Born into a family of hereditary masons, Renzo Piano (b. 1937, Genoa) began exploring the design possibilities of other materials in his practice, finding unusual applications for metal and plastics. Having gained recognition for the Centre Pompidou building in Paris, designed in collaboration with Richard Rogers, Piano remains one of the most sought-after architects of museum spaces. His recent projects include the GES-2 House of Culture in Moscow.
The architectural firm of Norman Foster (b. 1935, Manchester), Foster + Partners, which currently employs 1,400 people, is often called a project factory, even though the factory’s products are always one-of-a-kind. Foster's high-tech buildings are erected on four continents frequently becoming international architectural highlights. In Russia, after Foster’s Project Orange and Crystal Island were abandoned in Moscow, the construction of the Russian Copper Company headquarters designed by the bureau was completed in Yekaterinburg in 2020.

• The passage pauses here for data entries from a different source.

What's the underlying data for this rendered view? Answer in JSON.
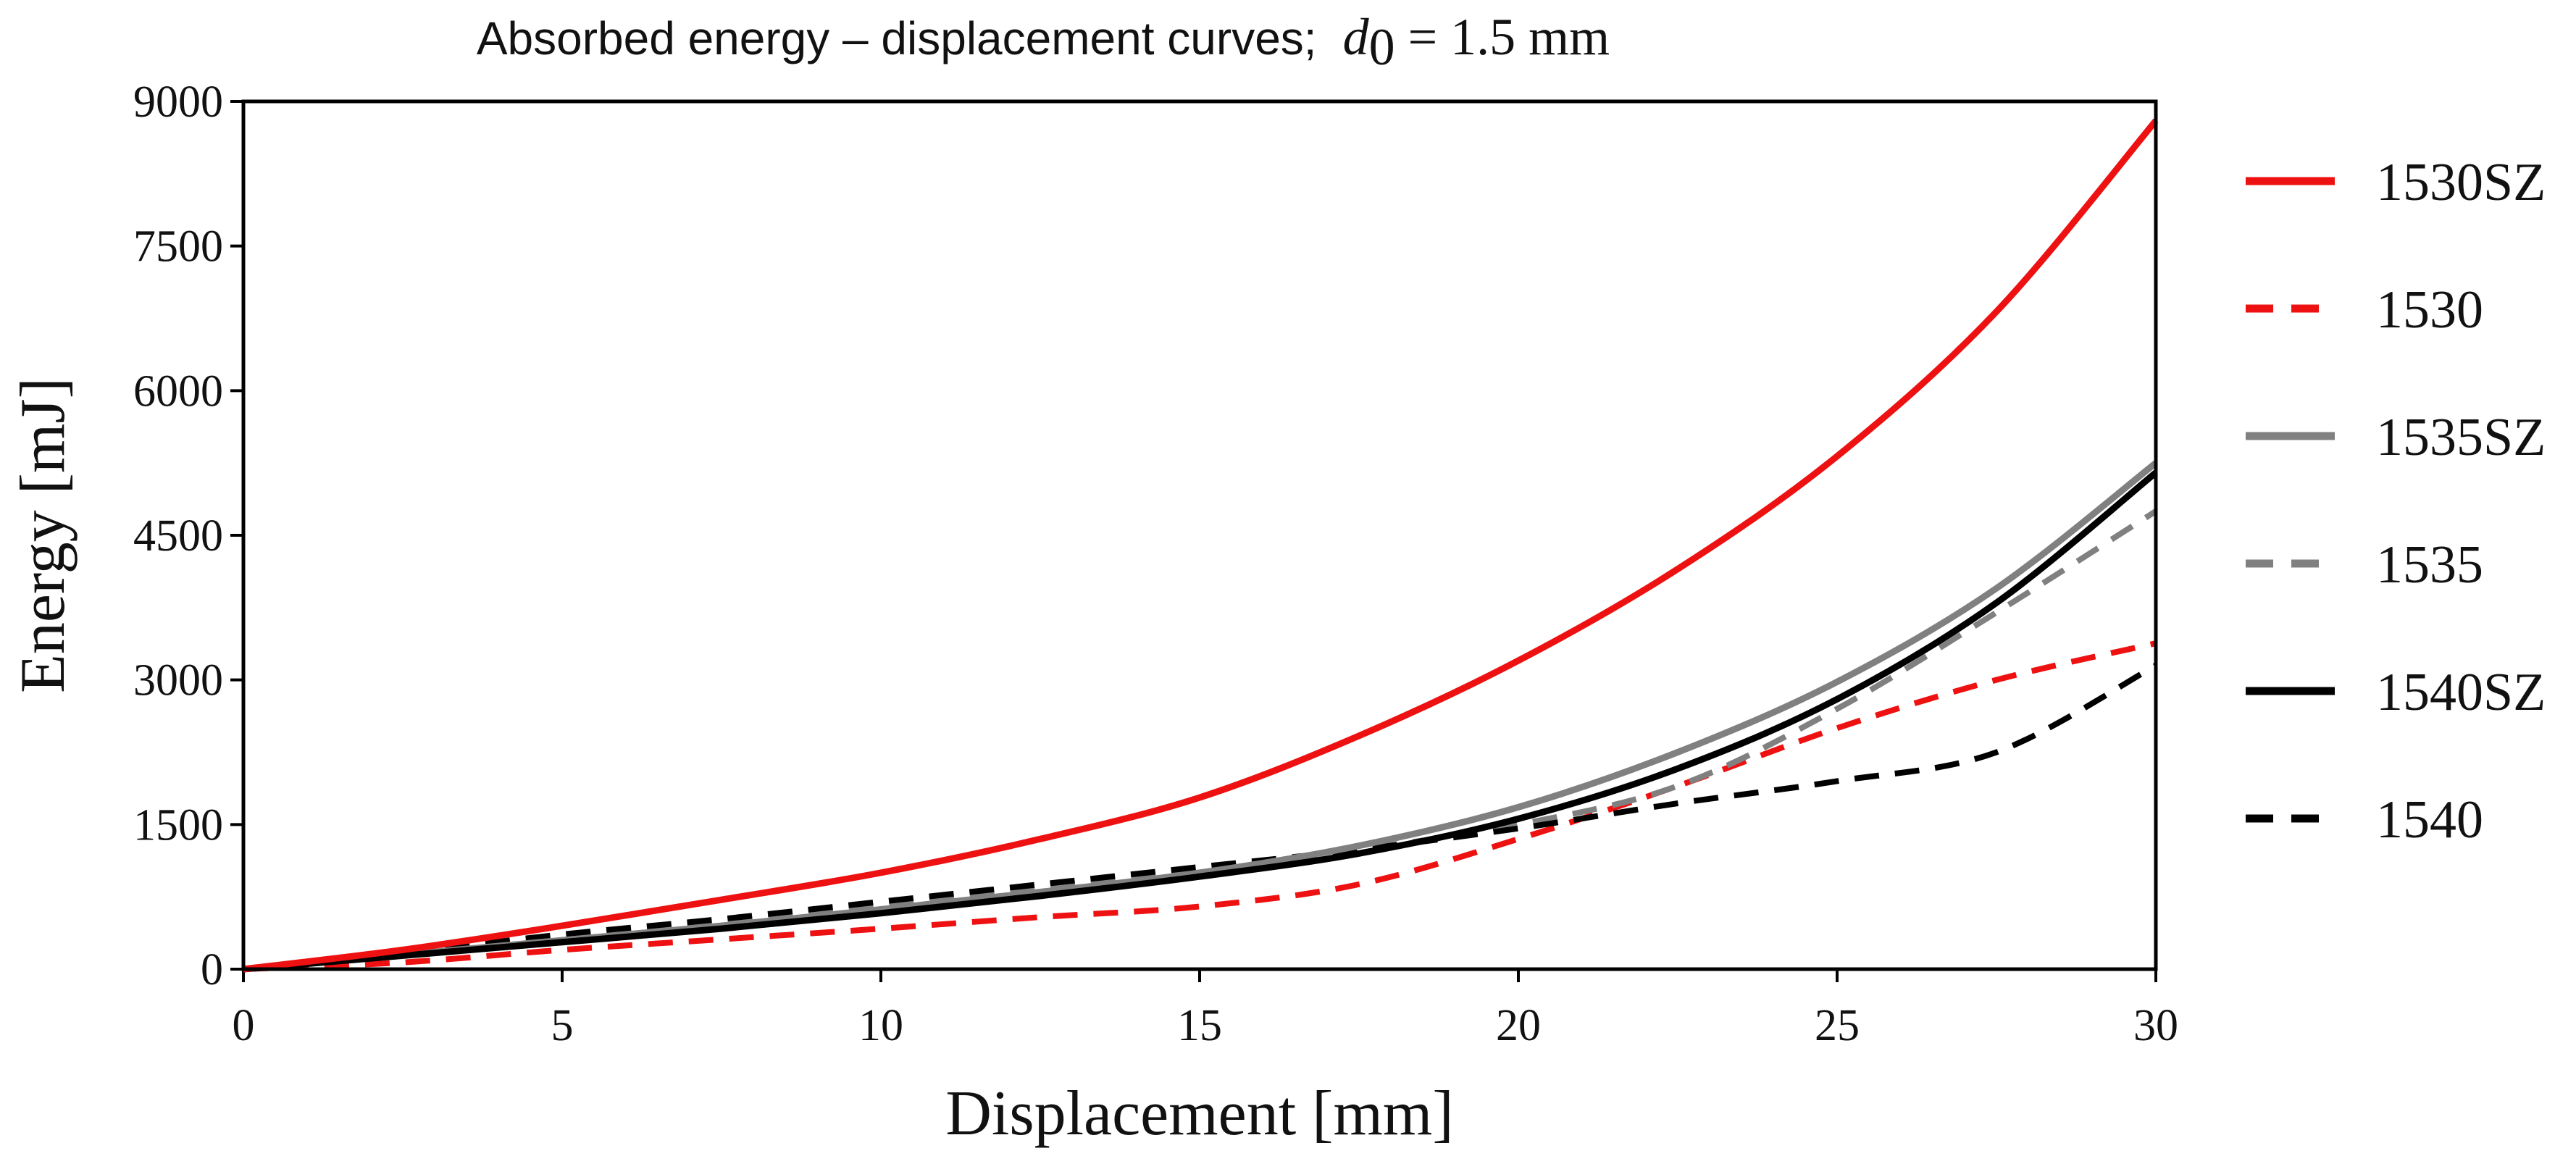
{
  "chart_data": {
    "type": "line",
    "title": "Absorbed energy – displacement curves;",
    "title_math": {
      "symbol": "d",
      "subscript": "0",
      "rest": " = 1.5 mm"
    },
    "xlabel": "Displacement [mm]",
    "ylabel": "Energy [mJ]",
    "xlim": [
      0,
      30
    ],
    "ylim": [
      0,
      9000
    ],
    "xticks": [
      0,
      5,
      10,
      15,
      20,
      25,
      30
    ],
    "yticks": [
      0,
      1500,
      3000,
      4500,
      6000,
      7500,
      9000
    ],
    "grid": false,
    "legend_position": "right",
    "series": [
      {
        "name": "1530SZ",
        "color": "#ee1111",
        "dash": "solid",
        "x": [
          0,
          2.5,
          5,
          7.5,
          10,
          12.5,
          15,
          17.5,
          20,
          22.5,
          25,
          27.5,
          30
        ],
        "y": [
          0,
          200,
          450,
          720,
          1000,
          1350,
          1780,
          2420,
          3200,
          4150,
          5320,
          6820,
          8800
        ]
      },
      {
        "name": "1530",
        "color": "#ee1111",
        "dash": "dashed",
        "x": [
          0,
          2.5,
          5,
          7.5,
          10,
          12.5,
          15,
          17.5,
          20,
          22.5,
          25,
          27.5,
          30
        ],
        "y": [
          0,
          70,
          200,
          310,
          420,
          540,
          650,
          880,
          1350,
          1900,
          2500,
          3000,
          3380
        ]
      },
      {
        "name": "1535SZ",
        "color": "#808080",
        "dash": "solid",
        "x": [
          0,
          2.5,
          5,
          7.5,
          10,
          12.5,
          15,
          17.5,
          20,
          22.5,
          25,
          27.5,
          30
        ],
        "y": [
          0,
          150,
          300,
          450,
          620,
          800,
          1000,
          1280,
          1680,
          2250,
          2980,
          3950,
          5250
        ]
      },
      {
        "name": "1535",
        "color": "#808080",
        "dash": "dashed",
        "x": [
          0,
          2.5,
          5,
          7.5,
          10,
          12.5,
          15,
          17.5,
          20,
          22.5,
          25,
          27.5,
          30
        ],
        "y": [
          0,
          170,
          340,
          500,
          680,
          860,
          1020,
          1240,
          1500,
          1900,
          2700,
          3700,
          4750
        ]
      },
      {
        "name": "1540SZ",
        "color": "#000000",
        "dash": "solid",
        "x": [
          0,
          2.5,
          5,
          7.5,
          10,
          12.5,
          15,
          17.5,
          20,
          22.5,
          25,
          27.5,
          30
        ],
        "y": [
          0,
          140,
          280,
          420,
          580,
          760,
          960,
          1200,
          1560,
          2080,
          2800,
          3800,
          5150
        ]
      },
      {
        "name": "1540",
        "color": "#000000",
        "dash": "dashed",
        "x": [
          0,
          2.5,
          5,
          7.5,
          10,
          12.5,
          15,
          17.5,
          20,
          22.5,
          25,
          27.5,
          30
        ],
        "y": [
          0,
          170,
          360,
          520,
          700,
          880,
          1060,
          1240,
          1460,
          1720,
          1950,
          2250,
          3150
        ]
      }
    ]
  }
}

Rem Koolhaas (b. 1944, Rotterdam) is a journalist-turned-architect, equally renowned for his theoretical papers and original building designs. His unorthodox approach to heritage preservation, which Koolhaas presented at the 2010 Venice Architecture Biennale, was embodied, among other projects, in the reconstruction of the modernist building of the Four Seasons restaurant in Gorky Park, which turned into Garage Museum of Contemporary Art’s main exhibition venue.
Representing the expressionist direction in contemporary architecture, Daniel Libeskind (b. 1946, Łódź) creates emotionally charged spaces that form a sequence endowed with its own unique narrative. This approach is most strikingly evident in the Jewish Museum in Berlin. Muscovites, meanwhile, had an opportunity to experience Libeskind’s method at the New Tretyakov Gallery in summer 2021—when visiting the show Dreams of Freedom. Romanticism in Russia and Germany, the space of which was designed by Libeskind.
Anna Bronovitskaya is an architectural historian, director of research at Moscow’s Institute of Modernism. Author of multiple publications on twentieth-century architecture.